Challenges ahead for 3D-printed medical robots: Study

Robert Scammell 12 March 2018 (Last Updated March 12th, 2018 17:15)

Soft robots made using 3D printing may offer unique advantages for medical applications but many challenges remain before they reach clinical use, according to researchers from South Korea’s Jeju National University.

Challenges ahead for 3D-printed medical robots: Study
3D-printed soft robotics are being used to develop prosthetics, monitor vital signs, and for organ-on-a-chip devices to replace testing on animals.

Soft robots made using 3D printing may offer unique advantages for medical applications but many challenges remain before they reach clinical use, according to researchers from South Korea’s Jeju National University.

The review, published in the journal Science and Technology of Advanced Materials, found that 3D printing is well suited to building robots that have complex external shapes together with an internal porous structure.

These soft robots could be used in various ways to assist medical care. Inside the body, a 3D-printed soft silicone pump could be used as an artificial heart, or ‘micro-biobots’ that travel through blood vessels could be used to deliver drugs.

Outside of the body, soft robots are being developed for prosthetics, monitoring vital signs, and for organ-on-a-chip devices to replace testing on animals.

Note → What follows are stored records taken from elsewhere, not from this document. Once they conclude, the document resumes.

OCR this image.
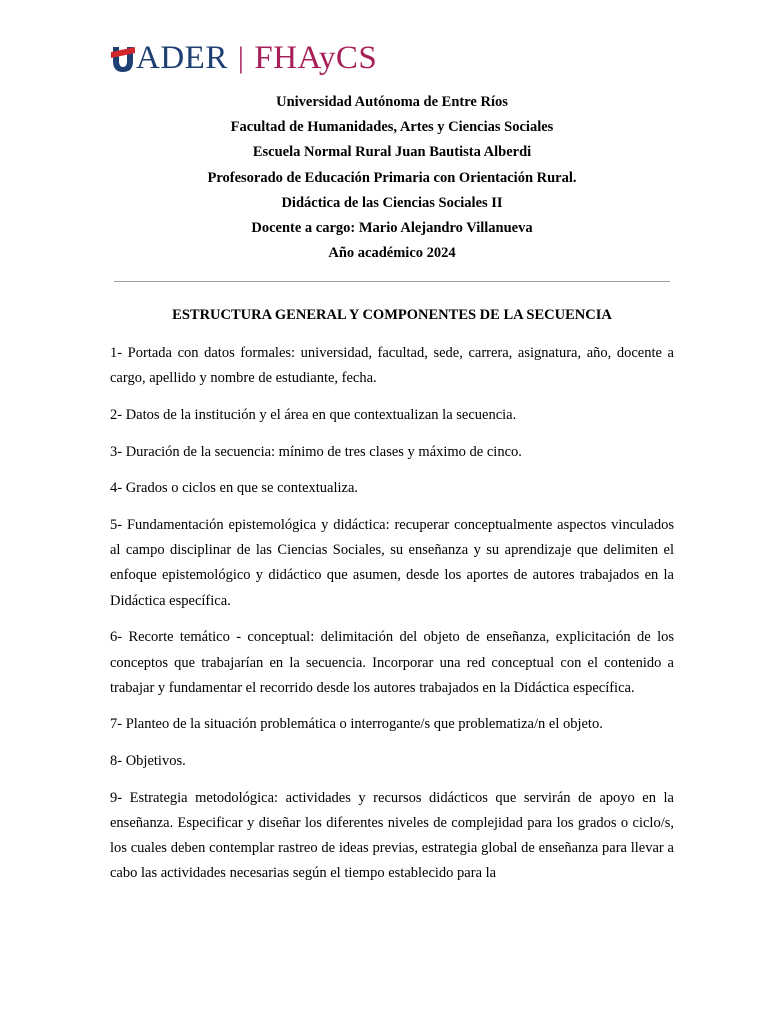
ADER | FHAyCS
Universidad Autónoma de Entre Ríos
Facultad de Humanidades, Artes y Ciencias Sociales
Escuela Normal Rural Juan Bautista Alberdi
Profesorado de Educación Primaria con Orientación Rural.
Didáctica de las Ciencias Sociales II
Docente a cargo: Mario Alejandro Villanueva
Año académico 2024
ESTRUCTURA GENERAL Y COMPONENTES DE LA SECUENCIA

1- Portada con datos formales: universidad, facultad, sede, carrera, asignatura, año, docente a cargo, apellido y nombre de estudiante, fecha.

2- Datos de la institución y el área en que contextualizan la secuencia.

3- Duración de la secuencia: mínimo de tres clases y máximo de cinco.

4- Grados o ciclos en que se contextualiza.

5- Fundamentación epistemológica y didáctica: recuperar conceptualmente aspectos vinculados al campo disciplinar de las Ciencias Sociales, su enseñanza y su aprendizaje que delimiten el enfoque epistemológico y didáctico que asumen, desde los aportes de autores trabajados en la Didáctica específica.

6- Recorte temático - conceptual: delimitación del objeto de enseñanza, explicitación de los conceptos que trabajarían en la secuencia. Incorporar una red conceptual con el contenido a trabajar y fundamentar el recorrido desde los autores trabajados en la Didáctica específica.

7- Planteo de la situación problemática o interrogante/s que problematiza/n el objeto.

8- Objetivos.

9- Estrategia metodológica: actividades y recursos didácticos que servirán de apoyo en la enseñanza. Especificar y diseñar los diferentes niveles de complejidad para los grados o ciclo/s, los cuales deben contemplar rastreo de ideas previas, estrategia global de enseñanza para llevar a cabo las actividades necesarias según el tiempo establecido para la
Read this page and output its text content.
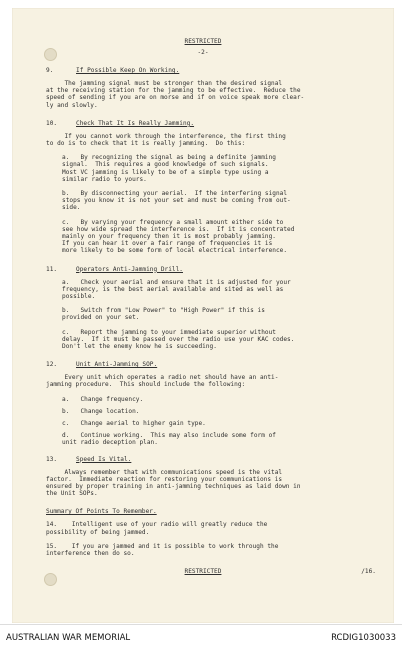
RESTRICTED
-2-
9.	If Possible Keep On Working.
The jamming signal must be stronger than the desired signal
at the receiving station for the jamming to be effective.  Reduce the
speed of sending if you are on morse and if on voice speak more clear-
ly and slowly.
10.	Check That It Is Really Jamming.
If you cannot work through the interference, the first thing
to do is to check that it is really jamming.  Do this:
a.   By recognizing the signal as being a definite jamming
signal.  This requires a good knowledge of such signals.
Most VC jamming is likely to be of a simple type using a
similar radio to yours.
b.   By disconnecting your aerial.  If the interfering signal
stops you know it is not your set and must be coming from out-
side.
c.   By varying your frequency a small amount either side to
see how wide spread the interference is.  If it is concentrated
mainly on your frequency then it is most probably jamming.
If you can hear it over a fair range of frequencies it is
more likely to be some form of local electrical interference.
11.	Operators Anti-Jamming Drill.
a.   Check your aerial and ensure that it is adjusted for your
frequency, is the best aerial available and sited as well as
possible.
b.   Switch from "Low Power" to "High Power" if this is
provided on your set.
c.   Report the jamming to your immediate superior without
delay.  If it must be passed over the radio use your KAC codes.
Don't let the enemy know he is succeeding.
12.	Unit Anti-Jamming SOP.
Every unit which operates a radio net should have an anti-
jamming procedure.  This should include the following:
a.   Change frequency.
b.   Change location.
c.   Change aerial to higher gain type.
d.   Continue working.  This may also include some form of
unit radio deception plan.
13.	Speed Is Vital.
Always remember that with communications speed is the vital
factor.  Immediate reaction for restoring your communications is
ensured by proper training in anti-jamming techniques as laid down in
the Unit SOPs.
Summary Of Points To Remember.
14.    Intelligent use of your radio will greatly reduce the
possibility of being jammed.
15.    If you are jammed and it is possible to work through the
interference then do so.
RESTRICTED	/16.
AUSTRALIAN WAR MEMORIAL	RCDIG1030033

There are many 3D printing techniques available, but all follow the same basic principle of converting digital data into three-dimensional objects by layering a material until the object is fabricated.

Making soft robots with highly compliant materials such as fluids, gels and polymers allows them to mimic functions present in living organisms. In the last few years, there has been a significant trend towards using 3D printing for their manufacturing instead of conventional moulding and casting approaches.

However, the review found that there are many challenges that need to be surmounted before widespread clinical use, including overcoming major research gaps, ensuring materials do not shrink during the solidification process and speeding up the process for mass production.

The paper stated that ‘commercial success depends on new innovation in soft lithography, 3D printing and other rapid prototyping technologies to mass produce soft structures and robots that are inexpensive and satisfy market demand.’

Recently, Harvard researchers developed sensors for soft robots that allow it to detect movement, pressure, touch and temperature.